Vinogradov A.Yu., Beletsky D.V.
Key words: Abkhazia, Abkhazian kingdom, Kakheti, Tao-Klarjeti, Armenia, Byzantium, architecture, churches, Kuppelhalle, epigraphic.
The article is devoted to a little-studied monument of Abkhazian architecture, the church on cape Bambora (Aylaga-Abyku). Despite the opinion of earlier scholars, it proved to be a Kuppelhalle from the first half of the 10th c. (dated on the basis of the ktitor inscription of the Abkhazian king). The church complex was of a monasterial or palatial nature. The article also investigates the possible model for the Bambora church and the genesis of Kuppelhalle in the Caucasus and Byzantium. Despite the ideas from the time of J. Strzygowski, this architectural type goes back to Roman architecture and manifested itself as early as the turn of the 4th and 5th cc. (Marialba in Spain), spreading further to Apulia, Greece, Balkans, Asia Minor and Cyprus.

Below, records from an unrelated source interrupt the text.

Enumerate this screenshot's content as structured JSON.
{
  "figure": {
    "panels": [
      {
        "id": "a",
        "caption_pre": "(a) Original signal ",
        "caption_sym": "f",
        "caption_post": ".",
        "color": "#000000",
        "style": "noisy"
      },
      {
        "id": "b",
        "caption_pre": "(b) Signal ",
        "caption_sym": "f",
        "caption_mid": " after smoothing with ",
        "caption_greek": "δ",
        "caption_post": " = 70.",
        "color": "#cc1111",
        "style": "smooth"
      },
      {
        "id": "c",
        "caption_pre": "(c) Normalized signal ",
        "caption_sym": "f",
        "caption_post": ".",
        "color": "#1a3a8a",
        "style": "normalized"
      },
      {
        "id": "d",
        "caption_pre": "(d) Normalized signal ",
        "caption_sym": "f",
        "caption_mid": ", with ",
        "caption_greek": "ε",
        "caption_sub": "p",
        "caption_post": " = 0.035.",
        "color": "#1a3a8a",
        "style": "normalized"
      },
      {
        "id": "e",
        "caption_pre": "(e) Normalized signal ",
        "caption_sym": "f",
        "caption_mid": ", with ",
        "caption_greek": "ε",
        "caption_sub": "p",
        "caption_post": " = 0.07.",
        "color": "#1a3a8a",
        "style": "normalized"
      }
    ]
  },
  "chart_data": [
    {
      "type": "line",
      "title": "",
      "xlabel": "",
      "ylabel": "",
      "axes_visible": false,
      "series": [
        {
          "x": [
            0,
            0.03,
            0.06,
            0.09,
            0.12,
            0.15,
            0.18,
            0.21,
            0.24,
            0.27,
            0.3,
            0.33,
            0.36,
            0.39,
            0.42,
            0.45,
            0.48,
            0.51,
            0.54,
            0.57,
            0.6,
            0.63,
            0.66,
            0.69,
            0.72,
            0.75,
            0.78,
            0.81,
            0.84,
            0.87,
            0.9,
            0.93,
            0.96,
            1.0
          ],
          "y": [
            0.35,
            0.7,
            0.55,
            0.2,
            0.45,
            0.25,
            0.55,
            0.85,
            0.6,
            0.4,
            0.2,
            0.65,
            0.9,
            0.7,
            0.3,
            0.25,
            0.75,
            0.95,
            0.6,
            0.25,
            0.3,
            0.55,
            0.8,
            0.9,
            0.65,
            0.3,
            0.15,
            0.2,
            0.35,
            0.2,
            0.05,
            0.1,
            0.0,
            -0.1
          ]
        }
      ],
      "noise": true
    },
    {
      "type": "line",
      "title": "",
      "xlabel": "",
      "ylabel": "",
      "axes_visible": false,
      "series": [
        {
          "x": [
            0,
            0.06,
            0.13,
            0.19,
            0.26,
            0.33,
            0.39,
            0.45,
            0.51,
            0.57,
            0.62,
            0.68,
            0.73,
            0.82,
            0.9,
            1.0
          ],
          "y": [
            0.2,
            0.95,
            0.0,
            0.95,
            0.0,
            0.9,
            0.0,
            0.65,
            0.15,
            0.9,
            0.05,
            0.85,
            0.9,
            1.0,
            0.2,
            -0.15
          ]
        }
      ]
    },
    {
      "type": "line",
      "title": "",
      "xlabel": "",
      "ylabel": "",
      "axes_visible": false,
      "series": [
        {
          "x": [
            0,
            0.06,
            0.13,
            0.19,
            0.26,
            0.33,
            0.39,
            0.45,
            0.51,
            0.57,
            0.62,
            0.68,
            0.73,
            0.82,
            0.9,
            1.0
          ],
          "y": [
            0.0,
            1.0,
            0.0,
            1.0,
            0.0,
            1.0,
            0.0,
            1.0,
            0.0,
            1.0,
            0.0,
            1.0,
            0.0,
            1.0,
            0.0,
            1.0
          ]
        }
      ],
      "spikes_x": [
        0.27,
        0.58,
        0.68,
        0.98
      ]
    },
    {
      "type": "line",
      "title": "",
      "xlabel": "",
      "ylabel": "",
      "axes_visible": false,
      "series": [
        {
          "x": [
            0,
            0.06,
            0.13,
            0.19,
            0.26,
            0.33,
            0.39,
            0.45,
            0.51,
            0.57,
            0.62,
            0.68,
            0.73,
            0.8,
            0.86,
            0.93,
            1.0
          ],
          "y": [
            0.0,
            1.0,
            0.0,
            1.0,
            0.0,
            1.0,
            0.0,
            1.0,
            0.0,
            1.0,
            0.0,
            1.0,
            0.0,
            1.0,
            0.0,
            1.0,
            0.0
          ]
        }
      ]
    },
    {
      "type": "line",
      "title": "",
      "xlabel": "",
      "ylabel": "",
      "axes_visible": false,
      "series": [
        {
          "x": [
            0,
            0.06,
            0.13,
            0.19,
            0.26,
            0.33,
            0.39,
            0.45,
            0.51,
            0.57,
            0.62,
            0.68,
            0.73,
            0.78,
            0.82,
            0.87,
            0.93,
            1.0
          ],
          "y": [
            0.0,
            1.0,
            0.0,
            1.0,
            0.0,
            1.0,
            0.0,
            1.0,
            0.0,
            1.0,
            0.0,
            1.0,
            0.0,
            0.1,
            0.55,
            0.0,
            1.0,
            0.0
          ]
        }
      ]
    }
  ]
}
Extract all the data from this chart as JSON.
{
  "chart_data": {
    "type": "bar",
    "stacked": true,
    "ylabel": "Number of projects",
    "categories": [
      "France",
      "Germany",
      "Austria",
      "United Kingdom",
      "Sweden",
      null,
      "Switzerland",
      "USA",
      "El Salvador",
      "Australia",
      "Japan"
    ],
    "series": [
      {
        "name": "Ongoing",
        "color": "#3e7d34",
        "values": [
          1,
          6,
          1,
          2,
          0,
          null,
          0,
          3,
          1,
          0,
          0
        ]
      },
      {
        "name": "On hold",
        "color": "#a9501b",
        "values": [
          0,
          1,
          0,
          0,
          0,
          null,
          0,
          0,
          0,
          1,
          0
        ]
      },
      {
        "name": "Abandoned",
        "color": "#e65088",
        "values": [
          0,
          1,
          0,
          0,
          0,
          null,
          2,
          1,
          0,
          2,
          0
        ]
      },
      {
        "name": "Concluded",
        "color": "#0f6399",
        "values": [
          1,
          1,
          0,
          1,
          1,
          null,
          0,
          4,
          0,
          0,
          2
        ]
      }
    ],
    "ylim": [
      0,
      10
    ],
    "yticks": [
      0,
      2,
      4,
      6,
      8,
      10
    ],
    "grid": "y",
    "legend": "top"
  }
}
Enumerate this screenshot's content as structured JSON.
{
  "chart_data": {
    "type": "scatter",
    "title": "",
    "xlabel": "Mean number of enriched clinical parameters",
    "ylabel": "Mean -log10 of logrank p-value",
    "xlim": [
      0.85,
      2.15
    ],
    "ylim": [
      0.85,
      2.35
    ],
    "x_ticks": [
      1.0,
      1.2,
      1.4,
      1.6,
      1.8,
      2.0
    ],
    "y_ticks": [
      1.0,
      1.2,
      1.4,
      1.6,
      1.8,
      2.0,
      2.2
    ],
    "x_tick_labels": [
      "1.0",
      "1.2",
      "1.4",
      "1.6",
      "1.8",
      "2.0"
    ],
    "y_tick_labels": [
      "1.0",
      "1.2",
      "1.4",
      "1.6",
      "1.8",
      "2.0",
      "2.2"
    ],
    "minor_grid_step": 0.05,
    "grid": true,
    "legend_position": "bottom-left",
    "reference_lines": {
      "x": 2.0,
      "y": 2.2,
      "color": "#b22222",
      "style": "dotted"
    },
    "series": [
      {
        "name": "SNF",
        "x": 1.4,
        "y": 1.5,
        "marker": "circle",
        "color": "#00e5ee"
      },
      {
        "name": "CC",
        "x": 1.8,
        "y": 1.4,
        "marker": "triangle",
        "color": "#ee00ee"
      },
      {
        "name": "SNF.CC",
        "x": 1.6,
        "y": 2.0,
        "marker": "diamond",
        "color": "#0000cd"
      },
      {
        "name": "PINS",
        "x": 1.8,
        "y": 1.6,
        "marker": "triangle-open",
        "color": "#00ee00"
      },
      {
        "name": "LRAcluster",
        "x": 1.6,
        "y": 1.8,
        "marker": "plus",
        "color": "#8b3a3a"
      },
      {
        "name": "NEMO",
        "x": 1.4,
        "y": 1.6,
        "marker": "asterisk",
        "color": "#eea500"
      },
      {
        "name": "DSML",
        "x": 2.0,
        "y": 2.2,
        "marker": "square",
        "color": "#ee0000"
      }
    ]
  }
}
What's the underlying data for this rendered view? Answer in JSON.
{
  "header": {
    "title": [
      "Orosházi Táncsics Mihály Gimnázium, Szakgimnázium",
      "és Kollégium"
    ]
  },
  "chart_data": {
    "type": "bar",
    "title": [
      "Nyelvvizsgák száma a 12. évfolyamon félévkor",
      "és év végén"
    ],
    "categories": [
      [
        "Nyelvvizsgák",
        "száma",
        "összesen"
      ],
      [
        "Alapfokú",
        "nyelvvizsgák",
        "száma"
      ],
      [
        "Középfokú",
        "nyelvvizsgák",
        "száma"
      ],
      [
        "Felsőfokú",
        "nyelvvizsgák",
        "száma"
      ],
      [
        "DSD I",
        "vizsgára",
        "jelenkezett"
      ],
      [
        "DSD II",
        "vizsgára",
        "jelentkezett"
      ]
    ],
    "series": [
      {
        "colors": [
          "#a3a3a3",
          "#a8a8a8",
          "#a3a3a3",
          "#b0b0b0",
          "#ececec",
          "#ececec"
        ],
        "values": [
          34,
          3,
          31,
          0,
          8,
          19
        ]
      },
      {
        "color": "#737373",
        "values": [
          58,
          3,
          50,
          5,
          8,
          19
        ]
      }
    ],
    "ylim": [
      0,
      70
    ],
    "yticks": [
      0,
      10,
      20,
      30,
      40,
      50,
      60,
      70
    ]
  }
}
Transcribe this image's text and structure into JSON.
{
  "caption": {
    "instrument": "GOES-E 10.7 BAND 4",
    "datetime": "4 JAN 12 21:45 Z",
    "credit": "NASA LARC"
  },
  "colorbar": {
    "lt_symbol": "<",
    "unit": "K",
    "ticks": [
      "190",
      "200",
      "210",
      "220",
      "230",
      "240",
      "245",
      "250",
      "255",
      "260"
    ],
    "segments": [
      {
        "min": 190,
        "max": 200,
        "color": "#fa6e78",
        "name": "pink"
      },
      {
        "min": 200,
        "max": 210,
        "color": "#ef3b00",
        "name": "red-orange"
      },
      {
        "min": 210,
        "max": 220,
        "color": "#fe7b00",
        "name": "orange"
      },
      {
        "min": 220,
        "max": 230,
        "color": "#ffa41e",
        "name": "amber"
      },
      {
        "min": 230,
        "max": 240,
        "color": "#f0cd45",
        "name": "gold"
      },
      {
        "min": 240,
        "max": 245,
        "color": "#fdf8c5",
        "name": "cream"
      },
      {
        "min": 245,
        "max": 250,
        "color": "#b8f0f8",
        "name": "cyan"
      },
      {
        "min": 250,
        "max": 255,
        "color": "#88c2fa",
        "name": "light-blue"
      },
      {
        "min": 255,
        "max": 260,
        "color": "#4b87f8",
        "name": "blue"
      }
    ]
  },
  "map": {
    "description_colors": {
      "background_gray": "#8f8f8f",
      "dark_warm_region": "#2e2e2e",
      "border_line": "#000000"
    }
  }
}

The first Kuppelhalle in the Caucasus were built in Armenia in the 7th c. (Aruch). They found their way to Georgia through Tao-Klarjeti and the Abkhazian kingdom. The synthesis of Byzantine and East Georgian elements created the unique Kuppelhalle in Vachnadziani (10th c.). The church at Bambora proves to be part of the Byzantinizing architecture of the Abkhazian kingdom.